If Labour win next year, if we form a government, if Ed Miliband is the Prime Minister, then there will be cuts. The argument over that has long been and gone, and there is no doubt left: it will not be fun. Cuts won’t be reversed, and there will be more to come. If you want the full, grim depiction of what Labour’s first Cabinet meeting will look like, I’ll let Hopi Sen give you the nightmares.
YouGov’s latest polling finds that far more people feel that the government’s cuts have benefited the economy rather than hindered it. What people are unhappy about, and what must surely be at least partly responsible for Labour’s slight-but-stubborn poll lead, is the way the cuts have been administered: 53% feel the cuts have been carried out unfairly. “The public” seem to be saying that they accept the need for cuts but not these cuts. It looks like it should be paradoxical, but it’s not – not quite, anyway.

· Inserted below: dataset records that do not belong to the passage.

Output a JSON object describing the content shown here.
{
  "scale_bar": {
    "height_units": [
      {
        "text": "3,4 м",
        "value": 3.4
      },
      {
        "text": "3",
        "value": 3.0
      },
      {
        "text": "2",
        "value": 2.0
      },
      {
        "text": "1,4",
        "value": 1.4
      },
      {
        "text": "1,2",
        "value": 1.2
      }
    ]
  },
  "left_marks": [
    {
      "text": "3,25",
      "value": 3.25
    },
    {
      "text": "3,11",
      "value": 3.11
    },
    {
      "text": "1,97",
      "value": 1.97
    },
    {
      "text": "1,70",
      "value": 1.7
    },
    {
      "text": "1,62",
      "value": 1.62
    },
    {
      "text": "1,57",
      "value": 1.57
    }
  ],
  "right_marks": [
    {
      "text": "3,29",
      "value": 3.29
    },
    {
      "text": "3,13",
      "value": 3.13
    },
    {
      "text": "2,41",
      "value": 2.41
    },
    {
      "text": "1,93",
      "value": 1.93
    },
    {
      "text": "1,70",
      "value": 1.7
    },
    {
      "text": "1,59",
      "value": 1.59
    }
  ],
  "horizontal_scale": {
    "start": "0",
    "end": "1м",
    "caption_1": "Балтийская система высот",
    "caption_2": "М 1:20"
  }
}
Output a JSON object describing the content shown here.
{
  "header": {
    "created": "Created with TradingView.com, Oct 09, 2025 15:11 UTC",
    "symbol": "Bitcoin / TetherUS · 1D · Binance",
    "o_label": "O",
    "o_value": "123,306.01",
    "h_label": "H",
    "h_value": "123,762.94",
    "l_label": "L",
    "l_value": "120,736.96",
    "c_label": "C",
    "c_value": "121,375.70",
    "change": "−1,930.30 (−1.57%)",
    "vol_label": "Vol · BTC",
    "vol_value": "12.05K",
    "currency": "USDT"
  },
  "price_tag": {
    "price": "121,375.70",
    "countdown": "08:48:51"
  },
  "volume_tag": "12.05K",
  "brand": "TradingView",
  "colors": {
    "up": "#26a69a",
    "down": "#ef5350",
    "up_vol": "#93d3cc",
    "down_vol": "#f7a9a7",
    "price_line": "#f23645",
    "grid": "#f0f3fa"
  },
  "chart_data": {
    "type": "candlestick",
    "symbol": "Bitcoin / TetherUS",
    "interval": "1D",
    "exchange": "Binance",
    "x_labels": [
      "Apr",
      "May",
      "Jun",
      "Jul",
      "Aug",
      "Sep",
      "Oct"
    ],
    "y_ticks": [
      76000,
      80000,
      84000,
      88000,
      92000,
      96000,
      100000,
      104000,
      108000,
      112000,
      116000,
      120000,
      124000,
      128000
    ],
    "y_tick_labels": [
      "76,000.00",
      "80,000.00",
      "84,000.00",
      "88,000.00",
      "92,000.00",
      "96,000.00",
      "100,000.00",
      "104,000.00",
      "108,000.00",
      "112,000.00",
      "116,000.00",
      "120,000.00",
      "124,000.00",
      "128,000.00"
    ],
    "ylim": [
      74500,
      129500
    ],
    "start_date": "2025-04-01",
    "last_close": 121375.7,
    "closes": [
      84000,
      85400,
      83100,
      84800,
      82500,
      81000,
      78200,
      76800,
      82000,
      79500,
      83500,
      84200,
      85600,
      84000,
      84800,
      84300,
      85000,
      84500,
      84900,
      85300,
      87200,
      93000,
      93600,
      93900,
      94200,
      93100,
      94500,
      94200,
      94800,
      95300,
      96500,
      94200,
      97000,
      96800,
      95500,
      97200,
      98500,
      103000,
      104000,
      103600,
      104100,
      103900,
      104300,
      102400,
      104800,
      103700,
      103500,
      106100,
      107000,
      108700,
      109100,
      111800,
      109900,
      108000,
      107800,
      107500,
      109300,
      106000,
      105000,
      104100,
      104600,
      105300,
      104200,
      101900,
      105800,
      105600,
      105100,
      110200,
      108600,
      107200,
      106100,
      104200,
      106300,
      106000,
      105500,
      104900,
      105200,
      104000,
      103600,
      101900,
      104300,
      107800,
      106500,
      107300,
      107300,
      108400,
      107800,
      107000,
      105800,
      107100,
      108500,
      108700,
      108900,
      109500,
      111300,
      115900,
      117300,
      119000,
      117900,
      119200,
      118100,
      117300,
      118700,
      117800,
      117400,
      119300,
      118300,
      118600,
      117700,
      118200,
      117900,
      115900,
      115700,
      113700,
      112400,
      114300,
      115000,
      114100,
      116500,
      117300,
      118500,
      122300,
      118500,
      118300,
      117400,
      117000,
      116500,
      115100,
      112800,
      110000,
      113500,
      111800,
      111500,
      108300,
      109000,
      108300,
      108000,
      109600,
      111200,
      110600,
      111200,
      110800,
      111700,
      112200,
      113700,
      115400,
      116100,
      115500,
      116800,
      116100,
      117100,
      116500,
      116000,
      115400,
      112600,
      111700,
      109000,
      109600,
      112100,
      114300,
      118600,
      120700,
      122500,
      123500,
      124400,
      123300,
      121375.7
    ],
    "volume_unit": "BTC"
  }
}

There is a fine line that can be walked here, with an argument that emphasises both fairness and fiscal responsibility. Obviously, it’s not easy: if there were popular cuts to be made you can be sure the Tories would have carried them out already. But increasingly, it looks like the only way to go into the next election.
Fortunately, it is exactly the economic argument that Labour are planning to make in the run-up to May next year. We already hold good ground on one side of the argument – for the past four years we have attacked the Tories’ austerity agenda. People know that we have been against it.
While Miliband’s personal ratings generally make for depressing reading, he carries a consistently strong lead on being in touch with the concerns of ordinary people. It is a good base to build on. What we need now is a touch of honesty. “Honesty” is the other quality on which Miliband holds a lead of the other party leaders. It could be his saving grace.
We know how much damage can be caused by a politician’s honest appearance being crushed once in government: we need look no further than Nick Clegg. For Miliband, the only thing that will make the tough decisions in Number 10 any easier will be if he’s straight with us now. If he is not clear now about the cuts he plans to make, the public backlash once they are implemented could have a deeper and longer-lasting effect on the party’s image than the 1983 manifesto.
That’s if we get that far at all. As Andrew Rawnsley identified this weekend: “Labour won’t win power over the people’s money unless it is trusted with the people’s money”.
There really is little point in identifying a strategy (in this case, deficit reduction) for winning people’s confidence in your ability to handle the economy if all you then do is allude to it. Simply saying that “tough decisions” will be made won’t convince people.
We often hear about how Labour need to be bold and radical. When Miliband next makes a big policy announcement he needs to make his boldest and most radical step yet: he needs to tell us the first big cut he’s going to make.